La ville, comment ça marche…
Nous savons depuis longtemps que le piéton est considérable, pour reprendre l’expression d’Isaac Joseph, et pourtant il ne bénéficie pas de toute la considération qu’il mérite. C’est à cette question qu’est consacrée la présente chronique, car à l’heure de la transition écologique dans le domaine des déplacements, du retour en force de la notion de proximité dans le domaine de l’urbanisme – avec en particulier la notion de «ville du quart d’heure» –, le piéton est non seulement considérable, mais il est également devenu un objet d’attention pour les politiques de transport.
La marche est une pratique de la vie quotidienne qui présente bien des qualités: elle est bonne pour la santé, offre la sérendipité de la rencontre de voisinage, remplace potentiellement l’utilisation d’autres moyens de transport polluants, permet d’explorer les aménités urbaines de son quartier de domicile. Assez logiquement compte tenu de toutes ces qualités, favoriser la marche est devenu une injonction des politiques de déplacements et d’urbanisme. Et cette injonction est congruente avec les aspirations des populations urbaines qui, pour une large part d’après nos enquêtes récentes, souhaitent pouvoir se déplacer à pied dans leur vie quotidienne.
Tout va bien dès lors, me direz-vous? Que les politiques publiques invitent à la marche et que les citoyen·nes, usager·ères, habitant·es mettent en pratique leur envie d’arpenter les villes avec leurs pieds… Ce n’est pas si simple, car tout marcheur urbain, petit ou grand, en aura fait l’expérience: marcher est un sport de combat!
Le premier combat est morphologique. Les espaces prévus pour les piétons sont souvent étroits et encombrés de mobilier urbain et de verdure… Comme le relève Renate Albrecher, sociologue au LaSUR (Laboratoire de sociologie urbaine), dans ses travaux, la conception des trottoirs est pensée pour un individu valide qui se déplace seul, à une bonne allure et qui n’est pas gêné dans ses mouvements par des objets qu’il porte ou transporte. Une valise ou des sacs, une poussette d’enfants, un enfant à qui on donne la main, des béquilles, sont autant d’éléments qui rendront le croisement d’autres piétons ou piétonnes difficile sur des trottoirs étroits… Le phénomène est encore renforcé par la présence de nombreux poteaux, poubelles, abribus, arbres et haies souvent débordantes qui réduisent ponctuellement la largeur utile du trottoir.
Le deuxième combat est lié aux pratiques.

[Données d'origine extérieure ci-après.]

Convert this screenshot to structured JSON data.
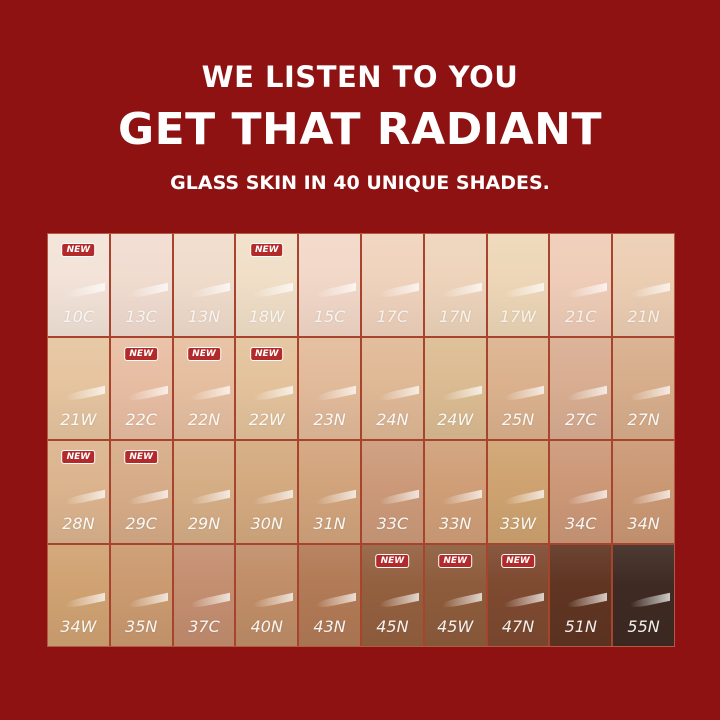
{
  "header": {
    "line1": "WE LISTEN TO YOU",
    "line2": "GET THAT RADIANT",
    "line3": "GLASS SKIN IN 40 UNIQUE SHADES."
  },
  "new_badge": "NEW",
  "colors": {
    "background": "#8e1212",
    "badge": "#b32a2a"
  },
  "shades": [
    {
      "name": "10C",
      "color": "#f3e3d8",
      "new": true
    },
    {
      "name": "13C",
      "color": "#f1dcd0",
      "new": false
    },
    {
      "name": "13N",
      "color": "#f0dccb",
      "new": false
    },
    {
      "name": "18W",
      "color": "#f1dfc8",
      "new": true
    },
    {
      "name": "15C",
      "color": "#f2d8c8",
      "new": false
    },
    {
      "name": "17C",
      "color": "#f0d3bd",
      "new": false
    },
    {
      "name": "17N",
      "color": "#eed4bb",
      "new": false
    },
    {
      "name": "17W",
      "color": "#eed7b8",
      "new": false
    },
    {
      "name": "21C",
      "color": "#efcdb8",
      "new": false
    },
    {
      "name": "21N",
      "color": "#ecceb3",
      "new": false
    },
    {
      "name": "21W",
      "color": "#e6c5a0",
      "new": false
    },
    {
      "name": "22C",
      "color": "#e8bea3",
      "new": true
    },
    {
      "name": "22N",
      "color": "#e6bfa0",
      "new": true
    },
    {
      "name": "22W",
      "color": "#e4c39c",
      "new": true
    },
    {
      "name": "23N",
      "color": "#e2bb9a",
      "new": false
    },
    {
      "name": "24N",
      "color": "#e0b996",
      "new": false
    },
    {
      "name": "24W",
      "color": "#dcbc92",
      "new": false
    },
    {
      "name": "25N",
      "color": "#dcb28e",
      "new": false
    },
    {
      "name": "27C",
      "color": "#d9ae92",
      "new": false
    },
    {
      "name": "27N",
      "color": "#d8ae8c",
      "new": false
    },
    {
      "name": "28N",
      "color": "#dcb48e",
      "new": true
    },
    {
      "name": "29C",
      "color": "#d7ac88",
      "new": true
    },
    {
      "name": "29N",
      "color": "#d6ae86",
      "new": false
    },
    {
      "name": "30N",
      "color": "#d4aa80",
      "new": false
    },
    {
      "name": "31N",
      "color": "#d2a47c",
      "new": false
    },
    {
      "name": "33C",
      "color": "#cc9a7a",
      "new": false
    },
    {
      "name": "33N",
      "color": "#d09f78",
      "new": false
    },
    {
      "name": "33W",
      "color": "#cfa371",
      "new": false
    },
    {
      "name": "34C",
      "color": "#cc9878",
      "new": false
    },
    {
      "name": "34N",
      "color": "#cb9874",
      "new": false
    },
    {
      "name": "34W",
      "color": "#d0a272",
      "new": false
    },
    {
      "name": "35N",
      "color": "#cb9a70",
      "new": false
    },
    {
      "name": "37C",
      "color": "#c48e70",
      "new": false
    },
    {
      "name": "40N",
      "color": "#c08e68",
      "new": false
    },
    {
      "name": "43N",
      "color": "#b27a56",
      "new": false
    },
    {
      "name": "45N",
      "color": "#93603f",
      "new": true
    },
    {
      "name": "45W",
      "color": "#8d5c3c",
      "new": true
    },
    {
      "name": "47N",
      "color": "#7e4a30",
      "new": true
    },
    {
      "name": "51N",
      "color": "#603522",
      "new": false
    },
    {
      "name": "55N",
      "color": "#3e2a22",
      "new": false
    }
  ]
}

Une foule d’usagers et d’usagères de la route se retrouve dans les espaces dévolus aux piétons. Bien sûr, ce n’est souvent pas autorisé, mais force est de constater que les livreur·euses, les cyclistes, les adeptes de la trottinette désormais électrique se retrouvent souvent sur le trottoir, tout comme les automobilistes indélicat·es qui s’y garent pour quelques instants. On le comprend bien: les rues et routes où s’écoulent de grands flux automobiles sont jugées dangereuses pour les adeptes des mobilités douces et on se réfugie sur le trottoir… ce qui rend plus difficile les déplacements autonomes à pied des personnes âgées, des enfants et des personnes qui peinent à marcher.
Le troisième combat relève de la priorisation des usages de l’espace public. Combien de fois ne lit-on pas «piétons, veuillez passer sur l’autre trottoir»? Pour maintenir des voies de circulation en cas de chantier, il n’est pas rare d’interrompre une continuité piétonne… De la même manière, combien de minutes ne faut-il pas attendre aux carrefours à feux, même dans les centres urbains, pour voir enfin s’allumer le petit bonhomme vert? Souvent, l’injonction à la marche butte sur le fait que le piéton n’est pas prioritaire dans la gestion des flux, par rapport à l’automobiliste en particulier.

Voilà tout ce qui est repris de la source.